# Orange Bch / Gulf Shores Surf fishing spots



## Surfcaster (Jul 22, 2011)

Hey guys...new member from the Foley area here. Grew up in Pensacola and its local waters. Can someone give me a recent report of a decent place to go surf fishing over here in either Orange Beach, Gulf Shores or Ft Morgan? I tried Alabama pt a couple of days ago on the outgoing tide from the east side of the pass...one bluefish. I tried Ft Morgan at a bouy just off the beach...just stingray. I haven't tried west beach yet....but have a young fisherman that is really excited about catching something. Any spots that are local or reports of late would help out greatly.


----------



## PurpleNGold (Mar 15, 2011)

Try the pass at the lagoon. Also try West OB, caught some nice Whiting there a few weeks ago.


----------



## Surfcaster (Jul 22, 2011)

Thanks! Where are you talking about with the west orange beach? Resmondo beach?


----------



## PurpleNGold (Mar 15, 2011)

I was in front of Phoenix West.
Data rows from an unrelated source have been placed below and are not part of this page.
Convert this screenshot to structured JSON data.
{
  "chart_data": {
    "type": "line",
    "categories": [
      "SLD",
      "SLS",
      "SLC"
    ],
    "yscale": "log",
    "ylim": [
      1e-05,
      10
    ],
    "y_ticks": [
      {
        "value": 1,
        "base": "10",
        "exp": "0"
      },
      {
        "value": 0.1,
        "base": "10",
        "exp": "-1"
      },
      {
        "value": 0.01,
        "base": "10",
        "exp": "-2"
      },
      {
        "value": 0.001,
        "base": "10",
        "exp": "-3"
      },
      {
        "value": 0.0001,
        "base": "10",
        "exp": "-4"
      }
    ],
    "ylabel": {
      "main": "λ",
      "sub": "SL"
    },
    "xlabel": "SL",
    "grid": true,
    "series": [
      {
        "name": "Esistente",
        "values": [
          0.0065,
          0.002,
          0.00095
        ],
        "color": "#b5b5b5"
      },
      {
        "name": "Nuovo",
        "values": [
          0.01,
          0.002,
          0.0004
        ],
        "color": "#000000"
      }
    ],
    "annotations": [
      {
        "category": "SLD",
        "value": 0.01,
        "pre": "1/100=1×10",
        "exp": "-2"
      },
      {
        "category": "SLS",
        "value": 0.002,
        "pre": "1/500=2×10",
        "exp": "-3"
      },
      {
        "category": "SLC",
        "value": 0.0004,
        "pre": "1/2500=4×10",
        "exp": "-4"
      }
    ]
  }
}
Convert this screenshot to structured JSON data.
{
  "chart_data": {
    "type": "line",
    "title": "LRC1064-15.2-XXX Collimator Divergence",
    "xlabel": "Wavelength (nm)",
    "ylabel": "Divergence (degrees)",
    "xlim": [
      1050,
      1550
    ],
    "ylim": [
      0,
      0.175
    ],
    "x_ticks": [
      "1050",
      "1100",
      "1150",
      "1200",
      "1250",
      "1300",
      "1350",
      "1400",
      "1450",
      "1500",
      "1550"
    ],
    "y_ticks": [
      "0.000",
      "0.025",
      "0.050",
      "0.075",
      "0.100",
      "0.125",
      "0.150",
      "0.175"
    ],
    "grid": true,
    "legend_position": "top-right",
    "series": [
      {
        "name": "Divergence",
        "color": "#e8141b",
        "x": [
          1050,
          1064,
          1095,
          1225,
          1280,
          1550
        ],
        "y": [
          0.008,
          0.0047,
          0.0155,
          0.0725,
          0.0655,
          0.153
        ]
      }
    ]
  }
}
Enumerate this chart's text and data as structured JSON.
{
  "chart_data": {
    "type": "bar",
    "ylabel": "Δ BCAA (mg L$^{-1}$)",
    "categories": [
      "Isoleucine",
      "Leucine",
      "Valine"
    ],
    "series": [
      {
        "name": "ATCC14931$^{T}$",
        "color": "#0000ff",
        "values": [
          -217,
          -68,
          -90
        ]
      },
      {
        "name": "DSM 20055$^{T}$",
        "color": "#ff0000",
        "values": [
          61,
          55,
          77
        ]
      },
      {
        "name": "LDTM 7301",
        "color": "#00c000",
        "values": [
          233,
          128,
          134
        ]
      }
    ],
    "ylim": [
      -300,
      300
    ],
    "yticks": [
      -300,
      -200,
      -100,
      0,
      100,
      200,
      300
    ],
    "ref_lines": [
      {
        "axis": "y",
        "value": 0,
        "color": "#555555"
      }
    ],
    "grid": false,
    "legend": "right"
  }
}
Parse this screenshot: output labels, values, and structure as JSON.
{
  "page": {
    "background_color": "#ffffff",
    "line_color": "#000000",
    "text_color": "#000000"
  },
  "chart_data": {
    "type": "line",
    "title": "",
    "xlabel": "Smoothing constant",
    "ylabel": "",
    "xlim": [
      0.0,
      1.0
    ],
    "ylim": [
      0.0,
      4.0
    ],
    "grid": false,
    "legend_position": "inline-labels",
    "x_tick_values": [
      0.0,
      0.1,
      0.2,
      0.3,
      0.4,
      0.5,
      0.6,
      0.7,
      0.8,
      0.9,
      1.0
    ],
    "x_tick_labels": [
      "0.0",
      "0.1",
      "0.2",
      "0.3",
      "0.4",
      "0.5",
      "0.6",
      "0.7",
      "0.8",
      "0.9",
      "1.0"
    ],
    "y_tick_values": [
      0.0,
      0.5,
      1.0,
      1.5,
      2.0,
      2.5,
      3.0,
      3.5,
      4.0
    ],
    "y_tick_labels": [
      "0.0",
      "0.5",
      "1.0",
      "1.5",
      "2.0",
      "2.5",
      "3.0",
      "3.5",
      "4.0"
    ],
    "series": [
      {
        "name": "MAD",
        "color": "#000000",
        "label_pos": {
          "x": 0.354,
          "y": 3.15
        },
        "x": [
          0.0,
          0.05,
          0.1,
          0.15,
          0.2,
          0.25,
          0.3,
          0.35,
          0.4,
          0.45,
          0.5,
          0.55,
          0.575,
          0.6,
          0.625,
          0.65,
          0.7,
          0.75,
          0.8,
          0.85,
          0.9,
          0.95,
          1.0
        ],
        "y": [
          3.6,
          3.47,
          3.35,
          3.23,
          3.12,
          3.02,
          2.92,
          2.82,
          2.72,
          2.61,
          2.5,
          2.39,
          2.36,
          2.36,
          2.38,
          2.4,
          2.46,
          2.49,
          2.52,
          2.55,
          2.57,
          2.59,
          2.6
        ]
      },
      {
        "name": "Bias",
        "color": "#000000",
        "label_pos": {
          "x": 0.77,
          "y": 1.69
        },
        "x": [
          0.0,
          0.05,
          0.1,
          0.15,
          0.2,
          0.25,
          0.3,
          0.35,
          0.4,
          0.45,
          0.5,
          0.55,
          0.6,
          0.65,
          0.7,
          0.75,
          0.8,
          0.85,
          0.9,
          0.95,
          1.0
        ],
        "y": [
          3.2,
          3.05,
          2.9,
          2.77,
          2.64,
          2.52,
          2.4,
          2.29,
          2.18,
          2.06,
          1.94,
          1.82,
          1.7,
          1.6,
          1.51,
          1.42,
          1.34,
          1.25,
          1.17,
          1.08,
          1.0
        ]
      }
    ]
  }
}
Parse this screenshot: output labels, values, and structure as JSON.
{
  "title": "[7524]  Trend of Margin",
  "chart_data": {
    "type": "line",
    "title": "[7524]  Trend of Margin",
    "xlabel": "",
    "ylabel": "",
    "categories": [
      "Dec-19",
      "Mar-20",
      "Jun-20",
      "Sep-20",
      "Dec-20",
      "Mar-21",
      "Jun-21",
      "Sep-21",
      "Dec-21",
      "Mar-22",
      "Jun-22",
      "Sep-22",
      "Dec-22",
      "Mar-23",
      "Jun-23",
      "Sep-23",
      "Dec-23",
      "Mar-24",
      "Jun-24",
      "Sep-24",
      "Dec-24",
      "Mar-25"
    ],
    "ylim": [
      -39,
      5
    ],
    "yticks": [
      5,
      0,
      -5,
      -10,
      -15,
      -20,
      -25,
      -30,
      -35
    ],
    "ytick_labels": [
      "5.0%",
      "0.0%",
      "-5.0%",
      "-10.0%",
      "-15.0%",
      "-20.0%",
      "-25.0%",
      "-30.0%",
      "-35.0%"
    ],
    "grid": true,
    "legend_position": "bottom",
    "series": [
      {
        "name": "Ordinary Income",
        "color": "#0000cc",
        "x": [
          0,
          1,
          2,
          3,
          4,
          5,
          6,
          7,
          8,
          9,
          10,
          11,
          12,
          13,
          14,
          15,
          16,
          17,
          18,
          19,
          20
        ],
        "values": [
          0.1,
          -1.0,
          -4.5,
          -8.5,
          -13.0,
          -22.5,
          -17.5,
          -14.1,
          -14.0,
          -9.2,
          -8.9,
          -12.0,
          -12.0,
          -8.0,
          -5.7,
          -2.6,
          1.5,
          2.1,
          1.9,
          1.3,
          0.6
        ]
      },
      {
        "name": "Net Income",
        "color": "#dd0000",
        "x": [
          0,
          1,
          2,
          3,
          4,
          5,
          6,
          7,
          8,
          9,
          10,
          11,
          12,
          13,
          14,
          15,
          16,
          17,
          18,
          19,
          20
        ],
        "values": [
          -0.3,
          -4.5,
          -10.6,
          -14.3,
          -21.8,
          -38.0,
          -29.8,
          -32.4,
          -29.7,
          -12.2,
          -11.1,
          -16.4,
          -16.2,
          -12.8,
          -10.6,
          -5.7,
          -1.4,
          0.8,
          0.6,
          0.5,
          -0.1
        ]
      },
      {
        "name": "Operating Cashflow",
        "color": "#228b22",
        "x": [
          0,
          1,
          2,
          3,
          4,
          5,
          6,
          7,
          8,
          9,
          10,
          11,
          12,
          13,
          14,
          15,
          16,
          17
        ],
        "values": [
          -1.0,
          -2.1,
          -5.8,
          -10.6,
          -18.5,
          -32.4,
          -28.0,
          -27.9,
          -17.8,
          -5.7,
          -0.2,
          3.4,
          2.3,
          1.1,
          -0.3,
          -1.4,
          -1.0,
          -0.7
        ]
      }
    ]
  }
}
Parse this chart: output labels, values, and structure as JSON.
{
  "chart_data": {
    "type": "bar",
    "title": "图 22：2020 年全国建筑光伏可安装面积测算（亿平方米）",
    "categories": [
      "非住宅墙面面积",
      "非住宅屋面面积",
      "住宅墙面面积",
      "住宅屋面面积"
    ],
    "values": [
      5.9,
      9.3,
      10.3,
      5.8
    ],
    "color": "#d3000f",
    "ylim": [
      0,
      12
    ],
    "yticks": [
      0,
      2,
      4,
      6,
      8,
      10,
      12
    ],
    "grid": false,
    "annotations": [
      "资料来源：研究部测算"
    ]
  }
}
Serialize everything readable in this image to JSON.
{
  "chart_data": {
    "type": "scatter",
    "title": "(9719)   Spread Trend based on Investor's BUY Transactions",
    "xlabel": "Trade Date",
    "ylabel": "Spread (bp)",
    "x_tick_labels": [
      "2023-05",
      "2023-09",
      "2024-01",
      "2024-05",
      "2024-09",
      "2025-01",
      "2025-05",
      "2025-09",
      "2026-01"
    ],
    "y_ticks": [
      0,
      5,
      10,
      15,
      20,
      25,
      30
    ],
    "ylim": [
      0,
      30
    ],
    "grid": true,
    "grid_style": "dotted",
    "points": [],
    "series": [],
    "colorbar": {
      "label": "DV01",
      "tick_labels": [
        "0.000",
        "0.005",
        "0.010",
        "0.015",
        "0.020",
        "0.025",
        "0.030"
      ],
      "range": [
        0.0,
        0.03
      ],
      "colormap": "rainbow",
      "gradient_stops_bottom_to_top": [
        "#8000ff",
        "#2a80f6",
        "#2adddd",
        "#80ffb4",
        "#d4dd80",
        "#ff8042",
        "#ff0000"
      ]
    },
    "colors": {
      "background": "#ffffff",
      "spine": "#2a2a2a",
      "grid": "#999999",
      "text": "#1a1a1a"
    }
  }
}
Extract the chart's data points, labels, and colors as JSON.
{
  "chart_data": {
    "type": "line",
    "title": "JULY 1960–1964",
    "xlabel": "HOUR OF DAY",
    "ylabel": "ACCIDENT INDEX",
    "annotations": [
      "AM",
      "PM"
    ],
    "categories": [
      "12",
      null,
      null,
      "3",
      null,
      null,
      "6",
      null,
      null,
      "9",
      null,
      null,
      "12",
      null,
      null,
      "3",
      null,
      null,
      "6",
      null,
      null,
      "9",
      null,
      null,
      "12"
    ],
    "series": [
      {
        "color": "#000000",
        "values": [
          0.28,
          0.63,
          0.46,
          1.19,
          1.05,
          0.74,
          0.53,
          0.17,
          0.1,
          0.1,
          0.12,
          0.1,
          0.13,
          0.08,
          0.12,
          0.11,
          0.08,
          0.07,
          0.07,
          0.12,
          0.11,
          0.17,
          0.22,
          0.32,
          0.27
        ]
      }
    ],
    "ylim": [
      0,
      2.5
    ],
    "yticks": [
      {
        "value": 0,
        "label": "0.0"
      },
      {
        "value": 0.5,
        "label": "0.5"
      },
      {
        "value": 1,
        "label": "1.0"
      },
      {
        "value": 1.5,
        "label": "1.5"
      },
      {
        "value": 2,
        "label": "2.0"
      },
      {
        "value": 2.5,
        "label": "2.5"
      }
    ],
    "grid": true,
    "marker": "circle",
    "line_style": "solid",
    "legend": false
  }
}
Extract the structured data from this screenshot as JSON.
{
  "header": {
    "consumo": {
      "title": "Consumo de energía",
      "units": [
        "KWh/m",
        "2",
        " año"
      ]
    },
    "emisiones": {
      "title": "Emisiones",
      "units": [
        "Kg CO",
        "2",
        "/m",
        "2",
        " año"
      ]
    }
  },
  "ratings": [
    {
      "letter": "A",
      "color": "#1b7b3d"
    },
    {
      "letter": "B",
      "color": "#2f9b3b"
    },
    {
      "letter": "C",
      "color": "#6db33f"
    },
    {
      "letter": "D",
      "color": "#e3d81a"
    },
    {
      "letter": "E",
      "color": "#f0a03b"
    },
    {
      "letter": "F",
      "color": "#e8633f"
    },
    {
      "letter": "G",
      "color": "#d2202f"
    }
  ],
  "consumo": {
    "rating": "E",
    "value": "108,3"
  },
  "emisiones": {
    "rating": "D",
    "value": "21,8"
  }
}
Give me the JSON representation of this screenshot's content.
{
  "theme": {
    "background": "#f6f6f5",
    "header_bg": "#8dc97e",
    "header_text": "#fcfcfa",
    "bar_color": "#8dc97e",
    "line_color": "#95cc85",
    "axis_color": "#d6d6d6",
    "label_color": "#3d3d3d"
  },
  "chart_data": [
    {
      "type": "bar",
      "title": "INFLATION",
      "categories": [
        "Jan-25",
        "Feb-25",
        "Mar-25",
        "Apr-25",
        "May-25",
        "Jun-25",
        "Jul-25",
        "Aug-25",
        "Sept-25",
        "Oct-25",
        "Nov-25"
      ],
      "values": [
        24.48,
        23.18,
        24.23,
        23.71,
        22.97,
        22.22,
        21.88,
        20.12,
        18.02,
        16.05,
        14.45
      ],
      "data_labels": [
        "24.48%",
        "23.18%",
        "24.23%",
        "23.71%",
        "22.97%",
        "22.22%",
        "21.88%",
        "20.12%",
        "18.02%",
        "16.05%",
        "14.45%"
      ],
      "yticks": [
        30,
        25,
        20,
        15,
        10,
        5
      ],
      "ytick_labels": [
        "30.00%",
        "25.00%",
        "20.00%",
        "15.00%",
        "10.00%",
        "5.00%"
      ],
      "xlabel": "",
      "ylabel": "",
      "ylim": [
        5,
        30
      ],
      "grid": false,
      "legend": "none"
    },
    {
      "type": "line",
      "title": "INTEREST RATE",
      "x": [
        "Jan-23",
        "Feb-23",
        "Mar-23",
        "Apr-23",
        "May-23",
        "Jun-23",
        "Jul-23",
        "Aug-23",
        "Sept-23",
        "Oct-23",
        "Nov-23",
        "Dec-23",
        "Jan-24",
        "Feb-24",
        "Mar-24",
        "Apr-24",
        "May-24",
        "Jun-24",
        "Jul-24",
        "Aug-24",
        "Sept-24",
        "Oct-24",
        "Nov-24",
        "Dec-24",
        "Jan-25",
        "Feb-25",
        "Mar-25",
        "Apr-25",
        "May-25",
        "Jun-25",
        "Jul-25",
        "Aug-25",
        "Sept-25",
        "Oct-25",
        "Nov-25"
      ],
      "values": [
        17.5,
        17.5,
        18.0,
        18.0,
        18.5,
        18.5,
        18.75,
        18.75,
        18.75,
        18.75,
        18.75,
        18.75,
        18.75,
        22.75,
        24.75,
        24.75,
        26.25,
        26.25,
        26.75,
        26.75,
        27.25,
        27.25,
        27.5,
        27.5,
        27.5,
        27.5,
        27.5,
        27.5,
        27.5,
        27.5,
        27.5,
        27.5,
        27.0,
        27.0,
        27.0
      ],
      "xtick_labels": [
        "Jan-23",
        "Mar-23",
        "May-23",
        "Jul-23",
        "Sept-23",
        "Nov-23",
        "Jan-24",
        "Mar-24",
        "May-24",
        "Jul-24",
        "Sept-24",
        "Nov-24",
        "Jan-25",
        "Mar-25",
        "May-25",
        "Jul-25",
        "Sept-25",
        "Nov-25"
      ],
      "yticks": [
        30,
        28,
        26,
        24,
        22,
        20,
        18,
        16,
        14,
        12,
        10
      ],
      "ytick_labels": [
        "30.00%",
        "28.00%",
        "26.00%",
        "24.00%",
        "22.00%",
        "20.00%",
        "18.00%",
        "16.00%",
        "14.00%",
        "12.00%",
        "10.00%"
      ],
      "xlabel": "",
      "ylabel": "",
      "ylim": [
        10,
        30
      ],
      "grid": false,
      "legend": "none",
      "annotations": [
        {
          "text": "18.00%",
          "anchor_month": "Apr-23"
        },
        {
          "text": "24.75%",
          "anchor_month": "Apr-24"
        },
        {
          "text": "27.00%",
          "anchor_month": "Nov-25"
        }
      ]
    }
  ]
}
The pier also has good fishing right now.


----------



## Surfcaster (Jul 22, 2011)

Cool....i appreciate it.


----------



## pelagicone (Jul 25, 2008)

mobile st and morgan town have a few public places . I do pretty good early morning before 9:30 - 10:00 am then the skips and hard tails want to bite everthing.


----------



## beachsceneguy (May 20, 2008)

check out the surf fishing report on this site . Tight lines !


----------